15

Una mujer hablaba en idish en la penumbra. Hablaba con el acento gutural de Europa del Este, pero Rachel Jansen la entendía perfectamente. La habría entendido aunque no supiera idish, porque la desesperanza no necesita traducción.

Todas las mujeres de la cuadra se acurrucaban en círculo en torno de una vela tapada por una lata. Estaban acuclilladas como penitentes en un templo sombrío. La luz de la vela no suavizaba los rostros pálidos, envejecidos prematuramente, ni penetraba en las profundas cuencas de sus ojos. Todas menos Frau Hagan llevaban el distintivo amarillo cosido a la casaca.

Rachel jamás había imaginado semejante ritual. Las mujeres lo llamaban der Ring, el Círculo. Todas las noches se reunían a relatar sus recuerdos, por turno. Durante el Círculo echaban a los niños de la cuadra. El motivo era fácil de comprender: las historias que se relataban les habrían provocado pesadillas, profundas depresiones, tal vez les habrían dejado huellas indelebles. Los mismos adultos tenían que esforzarse para escuchar. Pero todas las mujeres presentes llevaban cicatrices imborrables; ningún relato ajeno podía ser más doloroso. Y al menos podían contar sus propios sufrimientos.

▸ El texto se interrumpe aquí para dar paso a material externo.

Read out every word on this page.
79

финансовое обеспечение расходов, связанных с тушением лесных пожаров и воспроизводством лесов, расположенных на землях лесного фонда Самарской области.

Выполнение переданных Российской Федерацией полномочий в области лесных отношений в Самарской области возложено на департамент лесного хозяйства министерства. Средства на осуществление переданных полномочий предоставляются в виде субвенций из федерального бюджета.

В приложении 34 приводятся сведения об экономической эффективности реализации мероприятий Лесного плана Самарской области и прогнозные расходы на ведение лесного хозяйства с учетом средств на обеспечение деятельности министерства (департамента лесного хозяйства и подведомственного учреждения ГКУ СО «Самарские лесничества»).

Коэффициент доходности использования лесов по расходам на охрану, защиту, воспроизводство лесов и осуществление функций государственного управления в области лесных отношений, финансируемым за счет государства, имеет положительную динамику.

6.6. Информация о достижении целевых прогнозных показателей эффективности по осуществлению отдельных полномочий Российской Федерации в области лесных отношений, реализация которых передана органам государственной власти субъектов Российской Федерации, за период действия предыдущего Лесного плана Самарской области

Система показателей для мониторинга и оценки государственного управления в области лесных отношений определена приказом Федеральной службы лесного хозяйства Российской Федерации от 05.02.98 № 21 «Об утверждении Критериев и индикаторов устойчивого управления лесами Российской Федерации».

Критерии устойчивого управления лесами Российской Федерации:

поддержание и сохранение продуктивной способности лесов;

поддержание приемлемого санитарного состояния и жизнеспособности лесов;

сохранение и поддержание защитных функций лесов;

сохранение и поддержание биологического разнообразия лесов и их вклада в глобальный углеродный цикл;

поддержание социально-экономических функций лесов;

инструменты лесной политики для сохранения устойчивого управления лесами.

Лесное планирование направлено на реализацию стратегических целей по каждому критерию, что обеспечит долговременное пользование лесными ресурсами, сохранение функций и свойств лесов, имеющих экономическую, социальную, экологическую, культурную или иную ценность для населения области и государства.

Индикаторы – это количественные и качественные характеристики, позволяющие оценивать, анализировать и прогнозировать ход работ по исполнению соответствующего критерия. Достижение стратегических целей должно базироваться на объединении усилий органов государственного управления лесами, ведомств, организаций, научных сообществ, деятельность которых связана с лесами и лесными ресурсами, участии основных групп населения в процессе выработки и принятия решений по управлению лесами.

Pero el propósito del Círculo no era intercambiar relatos de dolor sino dejar todo asentado. Una mujer a quien llamaban la Escriba anotaba todo en lenguaje taquigráfico y prestaba atención especial a los nombres, las fechas y los lugares. Cada noche, la Escriba ocultaba sus apuntes en un hueco detrás de la pared donde debía instalarse el material aislante, pero no se instaló. Después de escuchar los relatos de una noche, Rachel supo que jamás tendría el coraje de leer el texto completo. Era nada menos que el testimonio de la renuencia -o tal vez peor aún, la incapacidad- de Dios de proteger a sus siervos.

Con gran esfuerzo logró borrar de su mente la voz de las demás.

Los fines del Círculo le parecían admirables, pero durante las últimas cuatro noches había utilizado ese tiempo para meditar sobre lo ocurrido durante el día y aprovechar los nuevos conocimientos para la supervivencia de su familia. A diferencia de otras flamantes viudas, que parecían estar sumidas en diversos grados de letargo, Rachel aguzaba los oídos para escuchar cualquier conversación y extraer de cada una cualquier información que le sirviera para proteger a sus hijos.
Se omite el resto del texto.